Ели мы молча. Милиция Макаровна, то и дело норовила положить мне добавки и обновить чай. В итоге объелся я от пуза. И сделал для себя открытие: деревенская сметана – это нечто! Как-то не приходилось мне её никогда попробовать.
Накормив меня, бабушка убрала посуду, вытерла стол и достала очки с холодильника.
— Что ж, сынок, доставай своё письмо. От друга небось Гришиного или сослуживца, — и напялила очки на нос?
— Нет. От Носовой Нурсили написано.
— Как? Нур.. Нурсиля? Нур-си-ля, — искала она в закоулках памяти что-то знакомое, произнеся имя по слогам. — Носова? Нюрка штоль? Ну Нюрка получается. Татарка-чернявка!
Автор фото: congerdesign
Милиция Макаровна посидела с минуту молча, водя костяшкой указательного пальца по губам, а потом прищурившись, очень внимательно посмотрела на меня.

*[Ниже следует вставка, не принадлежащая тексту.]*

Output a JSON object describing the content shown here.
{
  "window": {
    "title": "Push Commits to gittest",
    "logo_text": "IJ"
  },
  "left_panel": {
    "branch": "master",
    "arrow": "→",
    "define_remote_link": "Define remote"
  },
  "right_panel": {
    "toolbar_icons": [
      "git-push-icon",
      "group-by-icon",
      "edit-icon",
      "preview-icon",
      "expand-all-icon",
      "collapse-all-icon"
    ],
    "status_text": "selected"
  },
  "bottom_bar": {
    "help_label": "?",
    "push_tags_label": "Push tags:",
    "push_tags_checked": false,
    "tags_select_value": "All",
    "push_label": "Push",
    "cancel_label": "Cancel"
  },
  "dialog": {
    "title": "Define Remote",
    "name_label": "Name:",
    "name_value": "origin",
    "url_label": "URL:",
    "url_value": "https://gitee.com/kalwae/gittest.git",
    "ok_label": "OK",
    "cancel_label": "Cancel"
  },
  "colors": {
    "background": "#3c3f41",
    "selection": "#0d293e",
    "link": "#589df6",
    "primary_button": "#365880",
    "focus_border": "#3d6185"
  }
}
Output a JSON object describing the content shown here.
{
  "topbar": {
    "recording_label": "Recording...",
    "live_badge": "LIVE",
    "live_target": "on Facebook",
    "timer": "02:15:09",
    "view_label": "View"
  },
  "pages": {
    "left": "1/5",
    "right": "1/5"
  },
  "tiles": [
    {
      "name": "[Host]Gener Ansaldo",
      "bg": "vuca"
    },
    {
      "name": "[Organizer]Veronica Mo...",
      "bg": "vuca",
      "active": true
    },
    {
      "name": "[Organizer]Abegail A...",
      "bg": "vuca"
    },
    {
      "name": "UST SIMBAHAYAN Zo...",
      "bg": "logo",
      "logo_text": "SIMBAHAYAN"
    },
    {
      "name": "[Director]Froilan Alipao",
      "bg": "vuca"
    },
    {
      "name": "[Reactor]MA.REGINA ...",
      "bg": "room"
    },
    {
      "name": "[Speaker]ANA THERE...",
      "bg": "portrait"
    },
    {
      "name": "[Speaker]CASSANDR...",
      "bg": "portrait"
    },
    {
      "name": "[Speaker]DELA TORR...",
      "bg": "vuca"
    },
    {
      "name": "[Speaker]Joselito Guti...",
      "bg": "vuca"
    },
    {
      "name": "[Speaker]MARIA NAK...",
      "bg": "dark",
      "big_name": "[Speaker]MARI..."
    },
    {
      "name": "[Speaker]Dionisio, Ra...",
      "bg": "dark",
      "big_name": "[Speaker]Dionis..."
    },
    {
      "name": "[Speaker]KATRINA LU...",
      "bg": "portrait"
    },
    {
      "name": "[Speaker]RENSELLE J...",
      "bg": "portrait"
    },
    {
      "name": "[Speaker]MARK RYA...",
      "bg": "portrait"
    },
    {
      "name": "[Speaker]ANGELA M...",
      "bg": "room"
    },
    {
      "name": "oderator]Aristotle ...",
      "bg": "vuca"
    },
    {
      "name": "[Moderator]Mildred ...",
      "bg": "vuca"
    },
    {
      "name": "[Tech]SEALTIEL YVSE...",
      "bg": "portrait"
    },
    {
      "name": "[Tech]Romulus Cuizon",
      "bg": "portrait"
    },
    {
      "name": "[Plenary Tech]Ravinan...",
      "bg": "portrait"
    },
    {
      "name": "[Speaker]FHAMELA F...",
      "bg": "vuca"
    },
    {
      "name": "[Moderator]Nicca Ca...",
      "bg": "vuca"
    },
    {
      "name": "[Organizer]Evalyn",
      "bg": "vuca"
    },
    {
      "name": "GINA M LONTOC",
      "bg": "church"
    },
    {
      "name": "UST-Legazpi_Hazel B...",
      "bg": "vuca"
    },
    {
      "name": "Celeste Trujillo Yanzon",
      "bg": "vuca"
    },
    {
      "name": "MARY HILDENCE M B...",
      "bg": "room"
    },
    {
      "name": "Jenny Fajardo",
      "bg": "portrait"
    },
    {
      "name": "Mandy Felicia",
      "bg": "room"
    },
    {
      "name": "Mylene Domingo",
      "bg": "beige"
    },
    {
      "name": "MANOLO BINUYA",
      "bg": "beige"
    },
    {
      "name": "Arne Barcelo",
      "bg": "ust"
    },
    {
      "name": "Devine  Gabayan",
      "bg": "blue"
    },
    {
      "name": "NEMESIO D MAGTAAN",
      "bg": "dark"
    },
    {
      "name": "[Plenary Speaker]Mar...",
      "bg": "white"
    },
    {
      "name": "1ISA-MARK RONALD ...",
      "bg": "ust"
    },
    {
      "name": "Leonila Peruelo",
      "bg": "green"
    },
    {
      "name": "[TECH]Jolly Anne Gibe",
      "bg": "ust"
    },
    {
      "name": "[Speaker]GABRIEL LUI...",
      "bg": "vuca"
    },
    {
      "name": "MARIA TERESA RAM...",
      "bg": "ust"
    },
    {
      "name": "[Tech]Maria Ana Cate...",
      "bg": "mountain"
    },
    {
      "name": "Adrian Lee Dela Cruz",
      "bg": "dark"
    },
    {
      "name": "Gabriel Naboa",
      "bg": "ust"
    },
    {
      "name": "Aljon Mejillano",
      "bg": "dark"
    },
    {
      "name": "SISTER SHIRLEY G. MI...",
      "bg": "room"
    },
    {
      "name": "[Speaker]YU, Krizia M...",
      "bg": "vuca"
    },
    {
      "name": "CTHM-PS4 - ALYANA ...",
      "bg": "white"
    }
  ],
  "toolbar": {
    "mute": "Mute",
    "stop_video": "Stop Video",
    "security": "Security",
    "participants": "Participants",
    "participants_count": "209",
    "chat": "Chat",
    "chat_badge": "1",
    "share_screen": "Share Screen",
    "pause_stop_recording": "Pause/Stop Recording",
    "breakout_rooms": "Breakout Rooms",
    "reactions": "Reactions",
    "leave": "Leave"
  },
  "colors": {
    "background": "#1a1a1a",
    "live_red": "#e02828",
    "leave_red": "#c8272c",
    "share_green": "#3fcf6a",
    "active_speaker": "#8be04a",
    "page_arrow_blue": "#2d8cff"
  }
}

— Да-а-а, дела! Лет тебе сколько сынок? – не отрывала она от меня глаз.
— Двадцать один. А что?
— А письмо к тебе, Илюш, как попало? Не сын ли ты Нюркин случаем?
— Да нет, баб Мил, я не знаю её. Моя бабушка работала почтальоном в то время, но, к сожалению, скончалась от инфаркта на обеде, прямо за столом, а письмо это в почтовой сумке осталось лежать. После похорон дом забросили, так и простоял он 21 год, пока я не решил туда наведаться. Вот.
— Ах вот оно что? А я уж, грешным делом, подумала, что внук мой объявился! — и засмеялась душевно.
— Это как это?!
— А вот так это! Нюрка-то с Гришкой любили друг друга. Он у меня так и не женился из-за неё. Не судьба видимо. А Нюрку Носовым подбрОсили… Приёмыш она. Отец их рано скончался, а когда и Клавдия померла, приёмная мать её получается, Нюрка уехала, не выдержав горя. Гриша приводил было её до отъезда, но я не дала своего благословения – боялась, что люди будут пальцем показывать… Смешанная семья… Понимаешь?.. — она замолчала, водя пальцами по лбу. — Знала бы… Он ведь из-за меня с ней и не поехал – не хотел меня одну оставлять… Видишь, как оно обернулось. Эх… – её глаза наполнились слезами.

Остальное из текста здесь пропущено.